More than ever, we need the people who refuse to give in to the new, the necessary, the labour-saving, without asking the questions that allow us to grow in our humanity whilst being the user of the machines rather than the used.

Smart is neither a substitute, nor a short cut, to wisdom.

When we allow technology to fill the space between ourselves and others, ourselves and our city, ourselves and our world, ourselves and ourselves, then our “seeing” senses become dulled.  Our feeling senses follow, and then our ability to be artists or makers and stretch our understanding and expression of what it is to be human wanes.

Richard Hennessy imagines what forms at the point of two colours meeting and the artistic possibilities.  He writes these words in a piece written for the publication Art in America “The Man Who Forgot How to Paint” in 1984, but he could be writing for all of us and the possibilities when our colour comes into contact with the colour of our environment whether that be a person, nature, an object, and idea:

When two colours meet they form an edge whose enormous aesthetic potential can be realised only of the edge is treated as the occasion for drawing … To one side we will have solidity, hence mass; to the other, air and light.”**

In this way we are able to set out on the adventure it feels we are here for, to let nothing move between us and exploration, which may become an adventure.  As Chris Guillebeau writes of the classic hero’s journey:

‘A hero sets off in search of something elusive that has the power to change both their life and the world.’^

Questions can often turn out to be more valuable than answers.

(*From Tim Harford’s Messy.)
(**Richard Hennessy, quoted in Kelvy Bird’s Generative Dialogue.)
(^From Chris Guillebeau’s The Happiness of Pursuit.)



Revaluation: the action of assessing the value of something again.

What if you are undervaluing the most important thing you have?

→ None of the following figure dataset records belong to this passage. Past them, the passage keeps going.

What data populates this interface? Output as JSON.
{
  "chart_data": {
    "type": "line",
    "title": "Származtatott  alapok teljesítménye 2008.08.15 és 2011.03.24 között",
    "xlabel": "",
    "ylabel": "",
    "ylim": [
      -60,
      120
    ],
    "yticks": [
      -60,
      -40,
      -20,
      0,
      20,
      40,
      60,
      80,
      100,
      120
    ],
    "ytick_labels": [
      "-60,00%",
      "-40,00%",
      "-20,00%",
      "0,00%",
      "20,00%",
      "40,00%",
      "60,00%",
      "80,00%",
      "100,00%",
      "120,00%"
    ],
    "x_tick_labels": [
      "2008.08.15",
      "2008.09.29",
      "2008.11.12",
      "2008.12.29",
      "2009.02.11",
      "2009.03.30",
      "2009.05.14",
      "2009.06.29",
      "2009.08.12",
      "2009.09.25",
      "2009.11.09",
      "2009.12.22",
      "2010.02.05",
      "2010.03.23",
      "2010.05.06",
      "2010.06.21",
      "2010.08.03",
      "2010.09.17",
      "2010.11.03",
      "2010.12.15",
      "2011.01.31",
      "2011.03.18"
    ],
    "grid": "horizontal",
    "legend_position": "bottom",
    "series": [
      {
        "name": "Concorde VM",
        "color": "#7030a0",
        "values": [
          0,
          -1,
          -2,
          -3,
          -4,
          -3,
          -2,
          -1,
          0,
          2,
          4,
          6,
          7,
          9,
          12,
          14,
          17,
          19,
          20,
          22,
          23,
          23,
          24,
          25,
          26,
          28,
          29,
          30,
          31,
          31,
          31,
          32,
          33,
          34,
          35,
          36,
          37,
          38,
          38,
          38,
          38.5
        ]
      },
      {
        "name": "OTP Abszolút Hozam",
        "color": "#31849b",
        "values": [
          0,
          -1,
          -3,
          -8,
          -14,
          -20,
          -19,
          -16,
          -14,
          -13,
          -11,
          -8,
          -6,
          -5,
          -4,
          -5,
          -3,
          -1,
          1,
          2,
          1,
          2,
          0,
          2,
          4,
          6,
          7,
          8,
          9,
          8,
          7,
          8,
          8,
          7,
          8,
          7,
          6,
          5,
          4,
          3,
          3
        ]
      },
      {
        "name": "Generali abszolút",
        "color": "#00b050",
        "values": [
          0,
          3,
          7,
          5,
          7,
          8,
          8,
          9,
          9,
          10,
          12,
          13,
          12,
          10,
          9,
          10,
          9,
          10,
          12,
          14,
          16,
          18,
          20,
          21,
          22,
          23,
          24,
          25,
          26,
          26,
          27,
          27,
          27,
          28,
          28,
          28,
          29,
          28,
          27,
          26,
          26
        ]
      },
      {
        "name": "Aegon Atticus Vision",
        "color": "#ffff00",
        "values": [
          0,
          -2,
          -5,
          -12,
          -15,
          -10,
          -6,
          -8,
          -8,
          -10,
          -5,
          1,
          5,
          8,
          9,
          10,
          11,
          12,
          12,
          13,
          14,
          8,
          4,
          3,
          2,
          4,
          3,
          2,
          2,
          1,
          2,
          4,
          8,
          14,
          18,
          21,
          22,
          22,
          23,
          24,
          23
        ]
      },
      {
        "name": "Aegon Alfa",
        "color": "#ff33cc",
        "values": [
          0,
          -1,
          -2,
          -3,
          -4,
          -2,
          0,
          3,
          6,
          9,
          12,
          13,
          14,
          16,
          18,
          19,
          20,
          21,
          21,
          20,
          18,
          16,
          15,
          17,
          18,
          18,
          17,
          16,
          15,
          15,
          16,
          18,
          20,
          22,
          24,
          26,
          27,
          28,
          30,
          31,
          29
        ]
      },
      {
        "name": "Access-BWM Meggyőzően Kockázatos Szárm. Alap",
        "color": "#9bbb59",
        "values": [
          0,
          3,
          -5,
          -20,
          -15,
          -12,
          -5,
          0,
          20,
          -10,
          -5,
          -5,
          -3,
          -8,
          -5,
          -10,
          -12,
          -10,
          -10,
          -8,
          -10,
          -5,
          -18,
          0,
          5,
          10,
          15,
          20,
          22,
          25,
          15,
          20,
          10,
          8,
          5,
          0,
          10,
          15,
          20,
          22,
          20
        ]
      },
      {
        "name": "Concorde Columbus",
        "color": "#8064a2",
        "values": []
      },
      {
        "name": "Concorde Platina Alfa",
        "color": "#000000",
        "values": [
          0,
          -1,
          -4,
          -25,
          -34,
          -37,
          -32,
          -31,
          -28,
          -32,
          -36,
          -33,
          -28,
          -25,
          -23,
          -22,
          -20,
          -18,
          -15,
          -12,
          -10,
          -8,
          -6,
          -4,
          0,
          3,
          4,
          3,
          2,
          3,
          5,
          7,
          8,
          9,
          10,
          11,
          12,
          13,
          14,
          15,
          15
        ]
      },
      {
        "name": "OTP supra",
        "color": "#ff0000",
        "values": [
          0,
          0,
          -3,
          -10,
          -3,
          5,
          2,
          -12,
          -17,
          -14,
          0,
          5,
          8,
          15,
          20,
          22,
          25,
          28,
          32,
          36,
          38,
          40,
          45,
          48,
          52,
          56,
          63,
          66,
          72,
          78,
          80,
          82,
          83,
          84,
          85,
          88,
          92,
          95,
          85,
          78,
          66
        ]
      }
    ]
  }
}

Tonight I’ll be taking part in an evening for entrepreneurs and freelancers. I thought I had what I wanted to say sorted and then just before heading to bed, I thought, Hmm, the work that I do is simply this: to enable people to revalue their lives.

Not in some kind of self deceiving way, but in valuing the very truth of their lives.

“Listen to your life, see it for the fathomless mystery it is.”*

(*Frederick Buechner, quoted in the Northumbria Community’s Morning Prayer.)